The winning app “Thermostatly” took home prizes for best overall app and best smart home app (a total of $1500 in prize money). It’s an app to remotely control your thermostat using hashtag keywords on Twitter. Teammates Patrick Huck, Kushan Patel, Omer Shalev, and Aayush Daftari not only had a great business concept, but also built a working prototype in 24 hours! Using a hashtag such as #inc3 could increase your thermostat by three degrees on a hot day, when the utility is having difficulty meeting load. The challenge originally suggested at the beginning of the hackathon was to simply use SMS to control the thermostat, but the team’s innovative use of Twitter may enable crowdsourced demand response and greater levels of energy saving, as many followers will see and potentially replicate actions.
The prize for best app in the transport theme went to “Friends on the Go”, which enabled people with similar interests to meetup on BART for networking, friendship, or dating. The app’s creators hope to increase the use of public transit by enabling people to meetup while commuting. The prize for best app in the “green button” theme went to “wattTime”, which seeks to let you know more about the electricity you use and alert you when it will be coming from clean sources of power.

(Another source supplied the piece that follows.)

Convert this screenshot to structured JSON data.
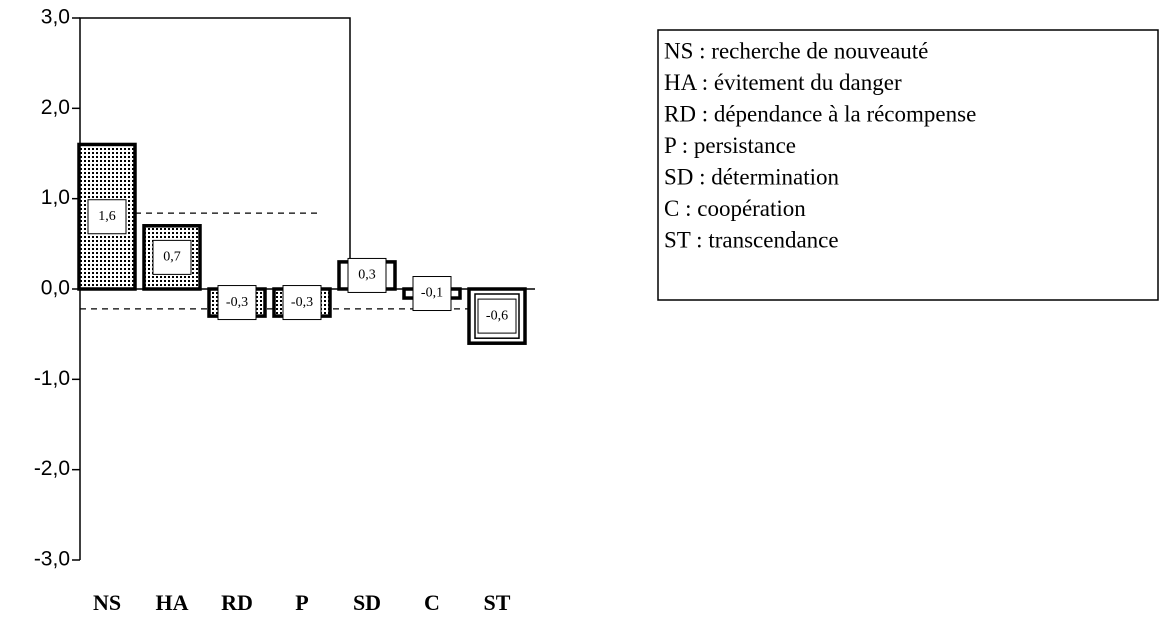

Other submissions included the “Green Button Grade” to help homeowners analyze Green Button data and data coming from Home Area Network devices (provided at this hackathon by Rainforest Automation) which are very new to the market. Lastly, the impressive code base behind “EV Route” used an API of locations for EV charging stations and a given EV range (say ~100 miles for the Leaf) to calculate on Google Maps how you might get from point A to point B with stops to recharge. The results were illuminating. It’s currently quite a circuitous route from Berkeley to Los Angeles.
The hackathon was an all-around success due to the dedication of the participants. Special thanks are also in order to the main sponsors: LBNL, Carbon Cycle 2.0, CITRIS @ UC Berkeley, and The Foundry @ CITRIS, BERC, and EnerNOC, as well as our technical partners: Rainforest Automation, PG&E, SFMTA, Radio Thermostat, Enervee, and PlotWatt who provided technical guidance, judged the entries, and spoke about software challenges in their respective sectors. Lastly, I’d like to give a shout out to Jolie Chan, the “sustainability soldier” at CITRIS, without whom I would have not been able to pull off this hackathon.
One judge Nate Ota of Radio Thermostat (and a CITRIS alumnus) remarked at the end of the judging, “I’d love to live a day with these apps, and see just how much they could change my life.” Hopefully, the hackers will continue to build on their visions, and these apps will be coming to a smart phone near you soon!